All of this means that an individual executive or employee at a company under criminal investigation, without information to the contrary, must proceed on the presumption that the government has received from the company negative and/or potentially incriminating evidence as to him or her. This creates a unique predicament for executives under investigation for corporate crime. In most other criminal contexts (aside from antitrust prosecutions), it is rare that the government has access to all potentially incriminating evidence regarding an individual’s role in an alleged crime. And it is certainly not typical for that evidence to be turned over to the government in a neatly organized binder.
In addition to the obligation to cooperate per the Yates memo are the interests companies may have (or believe they have) in supporting the government’s investigation as to certain individuals over others as a form of “corporate bloodletting.” Although technically not favored under Yates, it would not be surprising to hear of companies providing a subtly greater degree of cooperation as to certain individual suspected wrongdoers over others.
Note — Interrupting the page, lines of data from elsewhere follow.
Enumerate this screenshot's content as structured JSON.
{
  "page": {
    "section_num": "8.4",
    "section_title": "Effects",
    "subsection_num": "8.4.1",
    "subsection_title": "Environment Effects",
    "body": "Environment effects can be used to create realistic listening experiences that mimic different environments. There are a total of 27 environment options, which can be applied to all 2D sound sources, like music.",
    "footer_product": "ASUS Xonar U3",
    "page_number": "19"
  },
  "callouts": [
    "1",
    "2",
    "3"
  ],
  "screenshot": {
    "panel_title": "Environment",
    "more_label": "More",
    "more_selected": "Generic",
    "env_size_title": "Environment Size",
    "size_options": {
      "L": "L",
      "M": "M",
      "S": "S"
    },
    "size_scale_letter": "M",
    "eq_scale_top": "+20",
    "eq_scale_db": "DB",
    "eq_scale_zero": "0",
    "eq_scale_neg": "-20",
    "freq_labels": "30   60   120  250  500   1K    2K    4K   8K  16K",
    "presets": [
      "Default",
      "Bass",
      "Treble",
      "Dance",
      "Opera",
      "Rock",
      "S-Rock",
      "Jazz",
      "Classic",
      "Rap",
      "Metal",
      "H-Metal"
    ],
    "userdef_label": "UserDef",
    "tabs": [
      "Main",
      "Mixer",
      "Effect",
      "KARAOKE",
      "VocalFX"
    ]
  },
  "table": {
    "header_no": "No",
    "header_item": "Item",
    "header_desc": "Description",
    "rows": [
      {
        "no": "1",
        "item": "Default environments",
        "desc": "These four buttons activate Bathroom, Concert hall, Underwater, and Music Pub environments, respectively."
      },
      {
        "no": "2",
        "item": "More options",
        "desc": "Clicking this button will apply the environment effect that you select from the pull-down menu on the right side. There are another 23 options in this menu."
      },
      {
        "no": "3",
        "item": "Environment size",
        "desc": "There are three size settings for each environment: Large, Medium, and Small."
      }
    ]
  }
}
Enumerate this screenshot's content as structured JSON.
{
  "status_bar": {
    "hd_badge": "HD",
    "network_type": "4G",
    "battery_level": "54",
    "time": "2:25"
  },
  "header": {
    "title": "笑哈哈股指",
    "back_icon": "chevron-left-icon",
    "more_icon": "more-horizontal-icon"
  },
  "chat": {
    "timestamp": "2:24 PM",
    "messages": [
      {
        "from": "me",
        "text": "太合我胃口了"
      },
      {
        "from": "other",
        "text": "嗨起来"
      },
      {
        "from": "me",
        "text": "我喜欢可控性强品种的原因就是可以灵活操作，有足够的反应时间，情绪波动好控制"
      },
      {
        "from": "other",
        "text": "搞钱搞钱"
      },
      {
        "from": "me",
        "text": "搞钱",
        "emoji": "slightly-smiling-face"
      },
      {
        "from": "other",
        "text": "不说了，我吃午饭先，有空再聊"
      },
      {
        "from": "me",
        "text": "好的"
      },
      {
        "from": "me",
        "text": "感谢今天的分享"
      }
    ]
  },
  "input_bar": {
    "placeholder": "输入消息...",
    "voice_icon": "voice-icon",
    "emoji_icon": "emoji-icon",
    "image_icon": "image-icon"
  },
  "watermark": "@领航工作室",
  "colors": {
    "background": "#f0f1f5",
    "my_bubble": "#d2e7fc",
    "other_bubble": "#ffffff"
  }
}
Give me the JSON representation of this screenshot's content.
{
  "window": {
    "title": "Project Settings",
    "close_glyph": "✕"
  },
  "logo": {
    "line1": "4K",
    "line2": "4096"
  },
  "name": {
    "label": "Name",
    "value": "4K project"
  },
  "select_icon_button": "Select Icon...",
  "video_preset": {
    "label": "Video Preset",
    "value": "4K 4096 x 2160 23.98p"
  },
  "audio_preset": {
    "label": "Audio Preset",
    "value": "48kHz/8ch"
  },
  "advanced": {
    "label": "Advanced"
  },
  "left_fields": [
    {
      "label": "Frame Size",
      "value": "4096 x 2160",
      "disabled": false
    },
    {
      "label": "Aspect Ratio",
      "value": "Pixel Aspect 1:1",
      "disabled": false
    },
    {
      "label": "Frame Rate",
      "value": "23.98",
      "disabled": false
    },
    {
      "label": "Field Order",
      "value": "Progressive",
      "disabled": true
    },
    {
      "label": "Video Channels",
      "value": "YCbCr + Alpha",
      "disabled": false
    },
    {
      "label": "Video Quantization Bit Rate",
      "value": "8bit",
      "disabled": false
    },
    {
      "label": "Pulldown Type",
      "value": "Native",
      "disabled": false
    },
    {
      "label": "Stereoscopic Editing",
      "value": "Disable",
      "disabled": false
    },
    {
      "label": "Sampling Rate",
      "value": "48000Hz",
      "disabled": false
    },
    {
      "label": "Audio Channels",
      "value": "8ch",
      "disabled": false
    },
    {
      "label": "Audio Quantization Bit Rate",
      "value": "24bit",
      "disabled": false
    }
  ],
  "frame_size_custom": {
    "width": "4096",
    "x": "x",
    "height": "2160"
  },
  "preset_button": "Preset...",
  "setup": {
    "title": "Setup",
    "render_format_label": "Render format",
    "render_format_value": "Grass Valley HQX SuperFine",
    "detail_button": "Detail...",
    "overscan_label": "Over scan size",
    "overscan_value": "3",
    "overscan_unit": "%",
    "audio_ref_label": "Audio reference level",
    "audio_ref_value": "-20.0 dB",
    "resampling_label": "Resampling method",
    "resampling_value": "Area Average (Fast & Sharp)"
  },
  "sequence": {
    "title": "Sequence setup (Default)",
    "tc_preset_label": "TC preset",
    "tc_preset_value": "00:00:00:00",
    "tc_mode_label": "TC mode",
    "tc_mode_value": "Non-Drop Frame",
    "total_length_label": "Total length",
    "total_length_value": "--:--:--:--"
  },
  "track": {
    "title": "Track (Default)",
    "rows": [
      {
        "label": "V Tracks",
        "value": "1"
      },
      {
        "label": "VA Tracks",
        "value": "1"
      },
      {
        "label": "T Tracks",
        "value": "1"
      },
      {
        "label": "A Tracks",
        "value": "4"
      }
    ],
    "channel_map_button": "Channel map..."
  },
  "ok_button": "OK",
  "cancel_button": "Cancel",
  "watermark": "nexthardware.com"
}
By the same token, government investigators may themselves attempt to influence the process of corporate cooperation with certain individuals in order to facilitate their own investigations in certain respects. This can result in some individuals being on a cooperative footing with counsel for the company and some being left “out in the cold.”
Access to Information More Important Than Form of Corporate Resolution
In a very real sense then, whether the company (through counsel), stands on a cooperative footing with an individual suspected of wrongdoing and provides timely access to key information may be more important to an individual’s prospects for success against the government than whether the company pursues a guilty plea over some other form of resolution. Individuals themselves often have a strong incentive to cooperate with the government’s investigation. For some, they may wish to clearly identify their role or lack thereof in the conduct at issue. For others, taking responsibility for wrongdoing and providing full disclosure of their own and others’ involvement in return for cooperation credit or even simply leniency may be an option for mitigating potential negative consequences. As a practical matter, however, cooperation becomes more difficult — if not impossible — for individuals who are not granted timely access to “Yates binder”-like materials.
A corporation’s level of cooperation with both the government and accused individuals can make significant differences in individual’s ability to defend themselves. For the individual under investigation, one thing remains certain as long as the Yates memo remains in effect: Whether or not the company pleads guilty, the individual must assume that a corporation under investigation will have provided the government with some or all facts regarding an individual’s participation in the conduct. Whether the individual will timely receive the same materials to permit them to defend against the government is another question. The answer to that question, which depends on a myriad of factors, may be more significant than the ultimate form of the corporate resolution.